After succumbing to political pressure, the Supreme Court determined that, although activity may be characterized as purely intrastate, any activity having a close and substantial relation to interstate commerce that may burden interstate commerce falls within the scope of the Federal Government’s commerce power.

A 1937 case NLRB v. Jones & Laughlin Steel Corp., concerned a company that produced steel in Pennsylvania only, but imported substantial resources from outside Pennsylvania and shipped 75% of its steel outside of Pennsylvania. Later this steel company fired employees involved with union activity. The Federal Government reacted by filing a lawsuit suit against the company.

The lawsuit claimed the steel company violated the National Labor Relation Act (NLRA) by firing employees involved with union activity. The steel company responded by contending Congress had no power to regulate their purely intrastate activity.

But the Supreme Court upheld the NLRA as a valid exercise of the commerce power. The court concluded the steel company’s business had such a close and substantial relation to interstate commerce. It reasoned any potential labor dispute could substantially cripple interstate commerce.

This principle evolved into the “substantial effects” doctrine. Congress now had power to rule over even purely intrastate activity so long as it can be said that such activity can have a substantial effect on interstate commerce.

The “substantial effects” doctrine substantially expanded the Federal Government’s power and blurred the lines between state police powers and Federal enumerated powers. But the Federal Government’s expansion of power did not stop there.

Soon the Supreme Court adopted the “aggregation principle.” The aggregation principle amplified the “substantial effects” doctrine to effectively permit the Federal Government to regulate any class of activities without any proof the particular individual activity has a substantial effect on interstate commerce.

The aggregation principle provides that if it can be said a particular individual activity, when repeated by many people, will have a substantial effect on interstate commerce, Congress may regulate it pursuant to the commerce power regardless of whether the individual activity is purely intrastate and itself has no effect on interstate commerce.
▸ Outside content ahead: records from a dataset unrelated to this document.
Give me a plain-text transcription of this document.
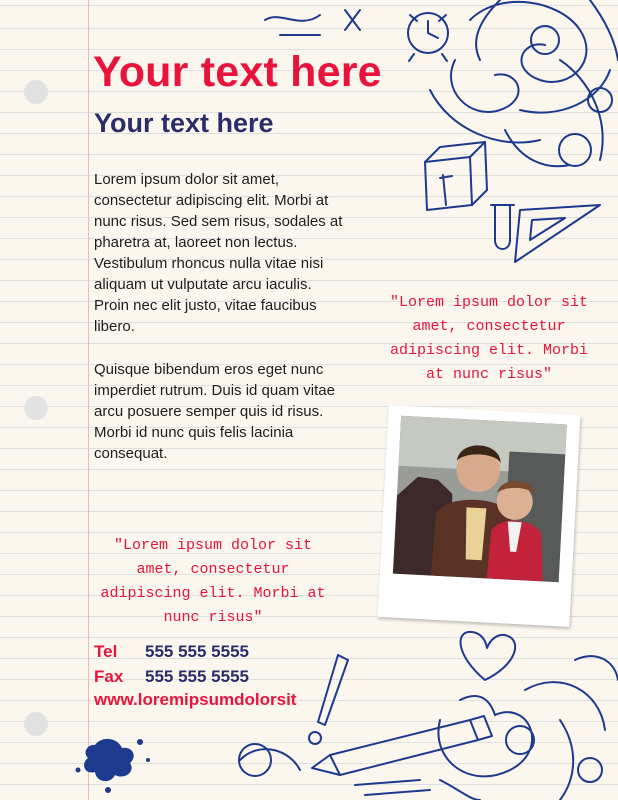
Your text here
Your text here

Lorem ipsum dolor sit amet, consectetur adipiscing elit. Morbi at nunc risus. Sed sem risus, sodales at pharetra at, laoreet non lectus. Vestibulum rhoncus nulla vitae nisi aliquam ut vulputate arcu iaculis. Proin nec elit justo, vitae faucibus libero.

Quisque bibendum eros eget nunc imperdiet rutrum. Duis id quam vitae arcu posuere semper quis id risus. Morbi id nunc quis felis lacinia consequat.

"Lorem ipsum dolor sit amet, consectetur adipiscing elit. Morbi at nunc risus"

"Lorem ipsum dolor sit amet, consectetur adipiscing elit. Morbi at nunc risus"

Tel	555 555 5555
Fax	555 555 5555

www.loremipsumdolorsit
In the 1942 case Wickard v. Filburn, the Federal Government put quotas on the production of wheat in order to limit supply and artificially raise prices. A lone farmer sold wheat in accordance with the quota, but he produced more and used it simply to support his individual farm.

Long story short, this farmer was violating Federal law. The Supreme Court upheld the quota as a valid exercise of the commerce power pursuant to the new “aggregation principle” even though the farmer’s activity was purely intrastate and limited to his own farm. The court reasoned that if every farmer did the same it would frustrate the goal of keeping supply low and prices high.
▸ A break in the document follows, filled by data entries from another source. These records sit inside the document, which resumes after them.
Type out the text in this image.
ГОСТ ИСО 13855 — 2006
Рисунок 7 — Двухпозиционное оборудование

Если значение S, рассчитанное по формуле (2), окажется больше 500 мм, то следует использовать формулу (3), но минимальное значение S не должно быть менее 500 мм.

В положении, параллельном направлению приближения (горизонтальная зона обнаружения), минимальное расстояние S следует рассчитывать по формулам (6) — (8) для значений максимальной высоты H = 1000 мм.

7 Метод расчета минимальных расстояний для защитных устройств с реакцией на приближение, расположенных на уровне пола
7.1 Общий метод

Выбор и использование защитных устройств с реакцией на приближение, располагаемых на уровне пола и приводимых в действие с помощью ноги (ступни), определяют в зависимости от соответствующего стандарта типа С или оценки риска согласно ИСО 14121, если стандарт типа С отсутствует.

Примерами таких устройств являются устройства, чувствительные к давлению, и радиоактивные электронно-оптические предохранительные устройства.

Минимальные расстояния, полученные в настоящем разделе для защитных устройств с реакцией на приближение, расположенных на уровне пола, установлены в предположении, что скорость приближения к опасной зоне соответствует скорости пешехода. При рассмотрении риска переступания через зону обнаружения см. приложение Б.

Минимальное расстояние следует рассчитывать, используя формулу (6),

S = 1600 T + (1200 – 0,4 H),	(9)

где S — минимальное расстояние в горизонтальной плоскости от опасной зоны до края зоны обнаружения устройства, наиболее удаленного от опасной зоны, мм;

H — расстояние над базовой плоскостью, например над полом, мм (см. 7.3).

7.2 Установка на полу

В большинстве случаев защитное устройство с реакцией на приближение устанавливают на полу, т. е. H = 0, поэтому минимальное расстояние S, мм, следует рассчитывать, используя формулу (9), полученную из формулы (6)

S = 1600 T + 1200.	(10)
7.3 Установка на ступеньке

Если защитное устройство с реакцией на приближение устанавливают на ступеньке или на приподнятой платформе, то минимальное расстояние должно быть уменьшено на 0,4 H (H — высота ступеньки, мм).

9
THIS IS TOTALLY RIDICULOUS.

What people do on their own private land is none of the Federal Government’s business. And this jurisprudence caused power to be centralized in the Federal Government, eroded Federalism, threatened state sovereignty, and totally blurred or eradicated the line between state exercise of police power and Federal enumerated powers.

And this is still the law today.

The gross expansion of the commerce power caused the Federal Government to have limitless power. This jurisprudence effectively burned the constitutional framework that was set in place by the people and our founding fathers.
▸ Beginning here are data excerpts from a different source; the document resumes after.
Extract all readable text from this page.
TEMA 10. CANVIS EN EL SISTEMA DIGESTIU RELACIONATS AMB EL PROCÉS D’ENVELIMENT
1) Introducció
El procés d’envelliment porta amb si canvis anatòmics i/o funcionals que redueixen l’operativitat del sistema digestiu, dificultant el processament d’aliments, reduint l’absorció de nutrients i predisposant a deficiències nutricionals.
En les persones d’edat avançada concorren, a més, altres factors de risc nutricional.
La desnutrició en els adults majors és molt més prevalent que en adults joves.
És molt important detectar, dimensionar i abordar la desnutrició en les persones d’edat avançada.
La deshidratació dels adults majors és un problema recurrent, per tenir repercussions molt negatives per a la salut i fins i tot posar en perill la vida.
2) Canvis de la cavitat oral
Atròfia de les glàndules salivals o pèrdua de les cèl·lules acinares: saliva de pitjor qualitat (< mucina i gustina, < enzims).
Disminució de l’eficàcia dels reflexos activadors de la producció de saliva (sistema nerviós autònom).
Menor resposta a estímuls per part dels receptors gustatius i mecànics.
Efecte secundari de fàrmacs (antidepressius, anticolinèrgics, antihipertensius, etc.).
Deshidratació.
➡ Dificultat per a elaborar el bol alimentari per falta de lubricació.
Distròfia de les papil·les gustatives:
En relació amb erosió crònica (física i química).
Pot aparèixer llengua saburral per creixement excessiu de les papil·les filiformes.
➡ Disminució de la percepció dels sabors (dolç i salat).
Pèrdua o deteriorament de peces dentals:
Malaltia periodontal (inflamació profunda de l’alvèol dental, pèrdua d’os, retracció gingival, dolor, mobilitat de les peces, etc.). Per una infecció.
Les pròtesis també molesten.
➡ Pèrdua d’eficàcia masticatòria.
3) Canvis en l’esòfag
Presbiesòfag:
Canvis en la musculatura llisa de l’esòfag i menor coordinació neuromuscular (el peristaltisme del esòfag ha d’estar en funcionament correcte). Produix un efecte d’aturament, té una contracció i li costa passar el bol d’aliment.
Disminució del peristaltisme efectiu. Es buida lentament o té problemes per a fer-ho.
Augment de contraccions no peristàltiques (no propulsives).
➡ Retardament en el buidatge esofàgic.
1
This is antithetical to conservative values and convictions concerning limited federal government and state sovereignty.

In reality, there is no longer any real limits on the federal government’s power. This is true despite Justice John Roberts’ disingenuous claim that Obamacare could not rest on an exercise of the commerce power in National Federation of Independant Business et al. v. Sebelius (the Obamacare case). He (obviously giving into political pressure) nonetheless turned around and expanded Federal power.